Hesitantly she advanced to the door. There she saw the familiar figure, hunched over his feather-loom. Perhaps a little more bent, more frail than she remembered, but it was him. She felt her breath catch in her throat, and for a moment she choked, speechless. Then she found her tongue.

"Father!" she cried, bursting through the door. Lotil looked up quickly in surprise. His expression crinkled into a grimace of disbelief as he stared past her, climbing to his feet.

"Father — it's me! Erixitl!" She sprang toward him and swept him into her arms, feeling his thin body beneath her skin. Still his eyes looked past her, though he embraced her warmly and sobbed with joy. He leaned back, and she saw his wrinkled face, his thin white hair, and finally she understood.

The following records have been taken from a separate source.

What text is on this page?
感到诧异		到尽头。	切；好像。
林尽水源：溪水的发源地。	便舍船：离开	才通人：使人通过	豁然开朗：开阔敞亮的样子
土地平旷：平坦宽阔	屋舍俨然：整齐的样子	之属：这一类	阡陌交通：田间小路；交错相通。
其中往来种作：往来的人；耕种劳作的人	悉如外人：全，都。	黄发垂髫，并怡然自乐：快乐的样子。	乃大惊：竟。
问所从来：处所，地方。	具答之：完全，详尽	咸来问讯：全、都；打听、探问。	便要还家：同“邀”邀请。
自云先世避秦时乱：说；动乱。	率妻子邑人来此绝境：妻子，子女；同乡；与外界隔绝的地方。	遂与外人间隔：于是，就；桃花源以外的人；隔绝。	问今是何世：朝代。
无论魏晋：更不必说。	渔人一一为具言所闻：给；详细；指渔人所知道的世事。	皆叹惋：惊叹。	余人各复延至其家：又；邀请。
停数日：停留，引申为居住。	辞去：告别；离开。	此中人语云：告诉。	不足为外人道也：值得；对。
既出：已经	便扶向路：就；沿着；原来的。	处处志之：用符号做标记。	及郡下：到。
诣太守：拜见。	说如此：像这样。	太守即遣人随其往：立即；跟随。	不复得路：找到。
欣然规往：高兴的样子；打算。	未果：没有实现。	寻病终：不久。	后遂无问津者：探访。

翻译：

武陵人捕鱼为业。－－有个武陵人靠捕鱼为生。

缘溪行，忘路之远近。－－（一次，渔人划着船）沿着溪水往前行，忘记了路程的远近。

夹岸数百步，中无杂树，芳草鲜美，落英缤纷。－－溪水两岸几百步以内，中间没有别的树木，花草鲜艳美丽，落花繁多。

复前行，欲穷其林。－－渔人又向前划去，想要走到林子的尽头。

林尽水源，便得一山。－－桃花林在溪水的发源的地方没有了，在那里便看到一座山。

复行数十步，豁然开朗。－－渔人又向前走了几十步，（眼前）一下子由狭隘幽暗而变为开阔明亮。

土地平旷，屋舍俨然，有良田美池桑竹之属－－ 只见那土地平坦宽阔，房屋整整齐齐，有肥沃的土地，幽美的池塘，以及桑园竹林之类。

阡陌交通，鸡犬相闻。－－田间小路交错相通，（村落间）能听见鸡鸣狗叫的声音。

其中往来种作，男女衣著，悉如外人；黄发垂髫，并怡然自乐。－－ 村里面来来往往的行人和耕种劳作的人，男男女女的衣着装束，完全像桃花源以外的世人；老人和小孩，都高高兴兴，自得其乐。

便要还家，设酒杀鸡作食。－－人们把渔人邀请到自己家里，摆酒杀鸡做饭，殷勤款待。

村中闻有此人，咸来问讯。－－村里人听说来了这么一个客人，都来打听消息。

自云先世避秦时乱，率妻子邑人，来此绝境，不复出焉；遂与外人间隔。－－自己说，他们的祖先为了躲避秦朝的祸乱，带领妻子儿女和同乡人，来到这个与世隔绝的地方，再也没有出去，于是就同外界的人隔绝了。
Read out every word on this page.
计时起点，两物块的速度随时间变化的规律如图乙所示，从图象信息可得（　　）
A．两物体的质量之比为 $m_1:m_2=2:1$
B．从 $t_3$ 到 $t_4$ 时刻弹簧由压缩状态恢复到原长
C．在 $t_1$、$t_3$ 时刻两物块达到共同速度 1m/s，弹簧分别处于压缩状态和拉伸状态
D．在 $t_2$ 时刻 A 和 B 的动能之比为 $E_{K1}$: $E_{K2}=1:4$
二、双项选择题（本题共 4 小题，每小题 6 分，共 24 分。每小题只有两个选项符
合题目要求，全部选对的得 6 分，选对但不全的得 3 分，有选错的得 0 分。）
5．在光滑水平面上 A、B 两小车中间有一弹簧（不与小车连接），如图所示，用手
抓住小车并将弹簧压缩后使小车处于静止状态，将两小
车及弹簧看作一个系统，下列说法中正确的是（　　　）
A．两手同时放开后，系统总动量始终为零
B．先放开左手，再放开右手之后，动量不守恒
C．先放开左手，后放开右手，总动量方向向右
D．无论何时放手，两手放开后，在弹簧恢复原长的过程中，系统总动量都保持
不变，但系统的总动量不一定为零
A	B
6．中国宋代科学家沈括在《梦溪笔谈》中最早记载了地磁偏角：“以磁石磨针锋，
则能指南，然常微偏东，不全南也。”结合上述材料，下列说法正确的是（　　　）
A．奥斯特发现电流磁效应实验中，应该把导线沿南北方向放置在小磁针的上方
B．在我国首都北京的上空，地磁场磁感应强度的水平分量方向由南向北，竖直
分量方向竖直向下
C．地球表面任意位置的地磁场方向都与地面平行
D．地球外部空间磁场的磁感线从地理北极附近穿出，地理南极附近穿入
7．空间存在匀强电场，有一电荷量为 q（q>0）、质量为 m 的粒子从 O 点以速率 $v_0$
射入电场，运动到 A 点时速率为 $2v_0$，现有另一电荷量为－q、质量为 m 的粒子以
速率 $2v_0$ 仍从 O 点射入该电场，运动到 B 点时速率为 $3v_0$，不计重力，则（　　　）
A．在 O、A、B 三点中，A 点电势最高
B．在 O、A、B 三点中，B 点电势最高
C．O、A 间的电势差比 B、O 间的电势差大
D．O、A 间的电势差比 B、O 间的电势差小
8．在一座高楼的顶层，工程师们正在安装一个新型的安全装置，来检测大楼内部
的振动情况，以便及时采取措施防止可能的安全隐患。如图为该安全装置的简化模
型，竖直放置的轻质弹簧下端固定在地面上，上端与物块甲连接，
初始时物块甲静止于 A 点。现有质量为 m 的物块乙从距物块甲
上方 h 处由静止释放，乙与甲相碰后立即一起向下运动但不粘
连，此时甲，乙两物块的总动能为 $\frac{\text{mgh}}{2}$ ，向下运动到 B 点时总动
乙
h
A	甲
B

In a gesture of monstrous cruelty, the gods had taken his sight, leaving this man who so loved his colors completely blind.


"Why must you see me so early? What is wrong?" inquired Naltecona, looking up at Poshtli and Halloran from a plate of half-eaten mayzcakes. Around him, on the floor of his dining chamber, were arrayed more than a hundred other dishes, for it was the Revered Counselor's habit to choose his meals only after a multiplicity of alternatives had been offered.

"And where is your helmet? And your cloak?" Naltecona suddenly demanded, studying Poshtli curiously. The warrior wore a clean white tunic, with his long black hair tied behind his head. It was the garb characteristic of a common warrior.

"That is part of our tale," explained Poshtli. "Can we walk elsewhere, away from the ears around us?"

Naltecona looked around questioningly. There were only slaves moving about the dining chamber now, though often other nobles or priests called upon him here.

"Very well. Let us go to the menagerie."

Without a further word, the ruler led them through back passages of the palace, places Hal had never been before. He had heard of the counselor's garden of caged beasts, but he hadn't yet seen it. From what he had been told, he knew it was a private spot, reserved for Naltecona and his most influential confidants.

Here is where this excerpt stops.